Questi, da parte loro, preparano per la buona vecchia, in un piatto, un mandarino o un’arancia e un bicchiere di vino. Il mattino successivo insieme ai regali troveranno il pasto consumato e l’impronta della mano della Befana sulla cenere sparsa nel piatto.

Tiramisù


Ciao a tutti

Avete mangiato molto nelle feste? Avete voglia di mangiare un po' di più?
Se per caso avete deciso di fare una dieta, dimenticate il mio post perché comincerò con il Tiramisù, il dolce italiano più famoso del mondo!
[hummmmm :)]

E' possibile trovate tante ricette diverse sullo stesso dolce, ma ho deciso di mostrarvi la ricetta di Maurizio (non so il cognome). Beh! Già che sto usando i suoi video per il mio blog senza che lui ne sappia, potete anche entrare sul suo sito e comprare il DVD con le ricette!!! :)

Ma torniamo!
P
rima di vedere la ricetta, sapete cosa significa Tiramisù? Avete già pensato nel suo nome e che "dentro" c'è un verbo, un pronome e una preposizione?
No? Beh, nemmeno io!
:)
Mi ricordo della mia sorpresa, anni fa, quando ho letto in una rivista una spiegazione sulla storia di questo dolce e il titolo era: TIRA-MI-SU!

Sì!
Tira - verbo TIRARE, MI pronome diretto prima persona e SU - la preposizione

Secondo il dizionario Garzanti, tirare su può significare: "prendere da un luogo posto in basso: tira su quei libri dal pavimento!" ma per il nostro dolce, può significare "risollevare l’umore, la salute di qualcuno: le vacanze l’hanno proprio tirato su"

Così, possiamo dire che questo dolce, il Tira me su è così buono che può addirittura "sollevarci fisicamente e moralmente"!
Bello no?
:)

Bene... leggiamo adesso come si fa il dolce, esattamente come prepara Maurizio e vediamo se davvero questo dolce ci farà più allegri e felici:

Ingredienti:

500 gr di mascarpone
100 gr di ricotta
5 tuorli (la parte "gialla" dell'uovo)
100 gr di zucchero
200 gr di cioccolato (circa)
250 gr Savoiardi (circa)
cacao in polvere (va bene il nesquik se vuoi)
caffè freddo zuccherato

Preparazione:

Sbatti i tuorli e lo zucchero fino ad ottenere una crema biancastra.
Aggiungi il mascarpone e la ricotta e mescola finché si amalgano completamente.
Su una teglia alterna uno strato di savoiardi (inzuppati brevemente nel caffé), uno strato di crema al mascarpone e uno strato di cioccolato spezzettato
Finisci con uno strato generoso di cioccolato spezzettato e poi uniforma con il cacao in polvere
Conserva in frigo fino a prima di servirlo



:)

Bene. Questa è la semplice ricetta che lui ci mostra! Ma adesso apriamo "alcune parentesi":

1) Io, per esempio, non amo il caffè! Perciò, invece del solito caffè, uso il "Baileys" oppure l'Amarula! E se non volete mettere qualcosa di analcolico, inzuppate i savoiardi nel "latte al cacao"!

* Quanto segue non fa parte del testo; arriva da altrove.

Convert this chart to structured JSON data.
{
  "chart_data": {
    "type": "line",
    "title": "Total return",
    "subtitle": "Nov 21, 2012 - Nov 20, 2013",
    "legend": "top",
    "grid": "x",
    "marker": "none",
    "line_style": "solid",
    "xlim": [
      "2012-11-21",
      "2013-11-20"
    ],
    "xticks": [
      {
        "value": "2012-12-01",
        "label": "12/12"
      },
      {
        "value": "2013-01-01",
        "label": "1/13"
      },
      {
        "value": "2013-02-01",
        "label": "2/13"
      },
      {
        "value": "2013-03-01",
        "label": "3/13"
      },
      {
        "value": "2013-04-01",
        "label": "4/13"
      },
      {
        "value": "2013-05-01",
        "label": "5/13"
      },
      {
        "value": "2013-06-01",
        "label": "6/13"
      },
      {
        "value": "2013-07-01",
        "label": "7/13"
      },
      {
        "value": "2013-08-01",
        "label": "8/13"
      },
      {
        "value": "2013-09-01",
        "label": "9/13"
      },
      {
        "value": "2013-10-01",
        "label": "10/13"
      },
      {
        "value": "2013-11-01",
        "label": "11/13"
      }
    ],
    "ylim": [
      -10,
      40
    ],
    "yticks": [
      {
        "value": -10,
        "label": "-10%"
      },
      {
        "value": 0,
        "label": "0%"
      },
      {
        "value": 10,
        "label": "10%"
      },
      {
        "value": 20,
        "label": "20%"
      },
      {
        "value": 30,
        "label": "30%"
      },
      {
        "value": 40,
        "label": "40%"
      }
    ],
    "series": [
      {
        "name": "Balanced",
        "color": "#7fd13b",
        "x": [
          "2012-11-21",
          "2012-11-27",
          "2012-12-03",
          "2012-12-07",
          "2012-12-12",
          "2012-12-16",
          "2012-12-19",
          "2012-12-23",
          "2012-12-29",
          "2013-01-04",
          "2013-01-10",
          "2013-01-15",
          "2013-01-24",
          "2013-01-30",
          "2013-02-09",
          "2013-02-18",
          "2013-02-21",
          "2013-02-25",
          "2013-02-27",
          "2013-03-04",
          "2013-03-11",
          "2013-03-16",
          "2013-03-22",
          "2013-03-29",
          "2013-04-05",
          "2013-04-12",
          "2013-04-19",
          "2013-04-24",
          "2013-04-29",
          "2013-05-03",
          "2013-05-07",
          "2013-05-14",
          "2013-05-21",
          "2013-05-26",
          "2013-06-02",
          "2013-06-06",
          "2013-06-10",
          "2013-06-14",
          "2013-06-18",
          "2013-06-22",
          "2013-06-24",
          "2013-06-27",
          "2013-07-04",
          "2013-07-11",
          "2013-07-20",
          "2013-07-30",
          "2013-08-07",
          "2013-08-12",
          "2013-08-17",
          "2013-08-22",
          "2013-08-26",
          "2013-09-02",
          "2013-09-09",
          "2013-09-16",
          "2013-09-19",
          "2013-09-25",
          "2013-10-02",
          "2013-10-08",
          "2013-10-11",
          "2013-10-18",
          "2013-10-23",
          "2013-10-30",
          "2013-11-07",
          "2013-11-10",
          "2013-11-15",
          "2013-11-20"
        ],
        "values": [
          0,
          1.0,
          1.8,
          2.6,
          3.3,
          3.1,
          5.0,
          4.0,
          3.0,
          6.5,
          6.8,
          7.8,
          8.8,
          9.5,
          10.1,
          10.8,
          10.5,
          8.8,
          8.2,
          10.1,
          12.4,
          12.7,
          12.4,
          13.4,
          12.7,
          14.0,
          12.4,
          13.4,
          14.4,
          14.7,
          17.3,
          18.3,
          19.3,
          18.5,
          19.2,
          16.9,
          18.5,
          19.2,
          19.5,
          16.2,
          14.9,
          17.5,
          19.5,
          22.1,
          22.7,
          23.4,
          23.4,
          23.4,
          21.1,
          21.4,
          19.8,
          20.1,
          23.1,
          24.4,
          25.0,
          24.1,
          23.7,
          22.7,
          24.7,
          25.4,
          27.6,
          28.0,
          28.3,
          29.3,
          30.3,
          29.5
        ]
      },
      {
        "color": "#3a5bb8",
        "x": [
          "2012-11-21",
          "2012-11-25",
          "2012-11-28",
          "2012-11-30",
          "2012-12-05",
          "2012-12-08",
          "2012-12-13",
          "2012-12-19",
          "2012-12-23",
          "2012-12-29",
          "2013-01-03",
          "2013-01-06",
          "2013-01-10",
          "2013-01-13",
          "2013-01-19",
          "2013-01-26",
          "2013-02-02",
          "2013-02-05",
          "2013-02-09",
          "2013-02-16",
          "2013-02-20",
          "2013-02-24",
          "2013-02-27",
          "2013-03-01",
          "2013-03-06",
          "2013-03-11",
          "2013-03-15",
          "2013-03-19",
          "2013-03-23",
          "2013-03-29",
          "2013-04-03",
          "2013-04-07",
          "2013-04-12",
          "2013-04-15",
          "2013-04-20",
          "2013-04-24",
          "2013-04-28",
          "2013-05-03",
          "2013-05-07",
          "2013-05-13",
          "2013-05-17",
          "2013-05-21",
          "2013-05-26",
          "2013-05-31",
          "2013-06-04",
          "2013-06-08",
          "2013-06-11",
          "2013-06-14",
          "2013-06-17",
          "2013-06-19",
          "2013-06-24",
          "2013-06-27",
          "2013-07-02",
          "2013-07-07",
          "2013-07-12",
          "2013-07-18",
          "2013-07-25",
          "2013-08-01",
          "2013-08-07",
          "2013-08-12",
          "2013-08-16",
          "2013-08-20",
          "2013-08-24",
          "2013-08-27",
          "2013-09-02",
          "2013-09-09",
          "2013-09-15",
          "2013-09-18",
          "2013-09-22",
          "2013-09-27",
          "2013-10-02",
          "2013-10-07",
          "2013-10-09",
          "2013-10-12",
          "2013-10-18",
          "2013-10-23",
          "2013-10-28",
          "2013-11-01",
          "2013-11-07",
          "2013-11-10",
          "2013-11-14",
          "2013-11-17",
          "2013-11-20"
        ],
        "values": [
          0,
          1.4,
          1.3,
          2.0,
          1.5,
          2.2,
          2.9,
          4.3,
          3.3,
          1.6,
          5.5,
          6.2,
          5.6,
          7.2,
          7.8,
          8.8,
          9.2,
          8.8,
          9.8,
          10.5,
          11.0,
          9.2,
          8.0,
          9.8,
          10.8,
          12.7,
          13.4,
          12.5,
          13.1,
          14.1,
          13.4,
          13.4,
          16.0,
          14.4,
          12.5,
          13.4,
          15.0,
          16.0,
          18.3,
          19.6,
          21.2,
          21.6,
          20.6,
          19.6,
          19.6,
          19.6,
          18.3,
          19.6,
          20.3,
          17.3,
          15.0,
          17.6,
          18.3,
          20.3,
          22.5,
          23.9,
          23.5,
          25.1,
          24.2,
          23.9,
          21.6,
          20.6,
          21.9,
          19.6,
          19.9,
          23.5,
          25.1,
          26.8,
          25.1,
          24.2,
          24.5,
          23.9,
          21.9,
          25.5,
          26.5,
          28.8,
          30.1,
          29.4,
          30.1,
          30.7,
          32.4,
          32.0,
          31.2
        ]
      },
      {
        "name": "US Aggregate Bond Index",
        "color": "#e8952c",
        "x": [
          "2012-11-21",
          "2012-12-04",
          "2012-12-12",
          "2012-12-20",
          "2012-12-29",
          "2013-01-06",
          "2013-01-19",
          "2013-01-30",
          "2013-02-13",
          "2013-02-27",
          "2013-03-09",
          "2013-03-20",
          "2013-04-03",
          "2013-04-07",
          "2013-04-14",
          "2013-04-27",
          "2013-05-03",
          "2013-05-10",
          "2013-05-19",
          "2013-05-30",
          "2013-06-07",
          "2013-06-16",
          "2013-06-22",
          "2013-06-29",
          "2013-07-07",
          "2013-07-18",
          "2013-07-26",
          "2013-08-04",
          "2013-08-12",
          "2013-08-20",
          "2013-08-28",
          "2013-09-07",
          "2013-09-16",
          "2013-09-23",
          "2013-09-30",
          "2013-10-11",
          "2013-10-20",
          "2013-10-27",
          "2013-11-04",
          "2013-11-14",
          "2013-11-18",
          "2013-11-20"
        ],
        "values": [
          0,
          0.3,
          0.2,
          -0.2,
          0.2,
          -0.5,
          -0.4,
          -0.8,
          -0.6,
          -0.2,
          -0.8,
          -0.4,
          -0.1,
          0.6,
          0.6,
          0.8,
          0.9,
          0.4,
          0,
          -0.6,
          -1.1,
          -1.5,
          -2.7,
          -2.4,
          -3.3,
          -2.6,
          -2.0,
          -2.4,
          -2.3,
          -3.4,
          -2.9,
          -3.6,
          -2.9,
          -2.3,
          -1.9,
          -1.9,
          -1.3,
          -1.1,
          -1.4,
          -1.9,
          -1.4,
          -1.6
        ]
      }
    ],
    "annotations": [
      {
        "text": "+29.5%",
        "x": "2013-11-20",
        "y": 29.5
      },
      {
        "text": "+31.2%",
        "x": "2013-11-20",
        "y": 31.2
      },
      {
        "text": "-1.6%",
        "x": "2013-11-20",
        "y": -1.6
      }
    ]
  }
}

2) Non so davvero se è facile trovare qui in Brasile i savoiardi. Potete sostituirli con i Biscotti "Champagne". Però, questo biscotto non mi piace anche (trauma d'infanzia - rs) e, non adesso ma in un prossimo post, vi insegnerò a fare a casa i savoiardi. Non è difficile, anzi, è facilissimo!

Beh, finiamo qui il primo post dell'anno e "Buon Appetito"!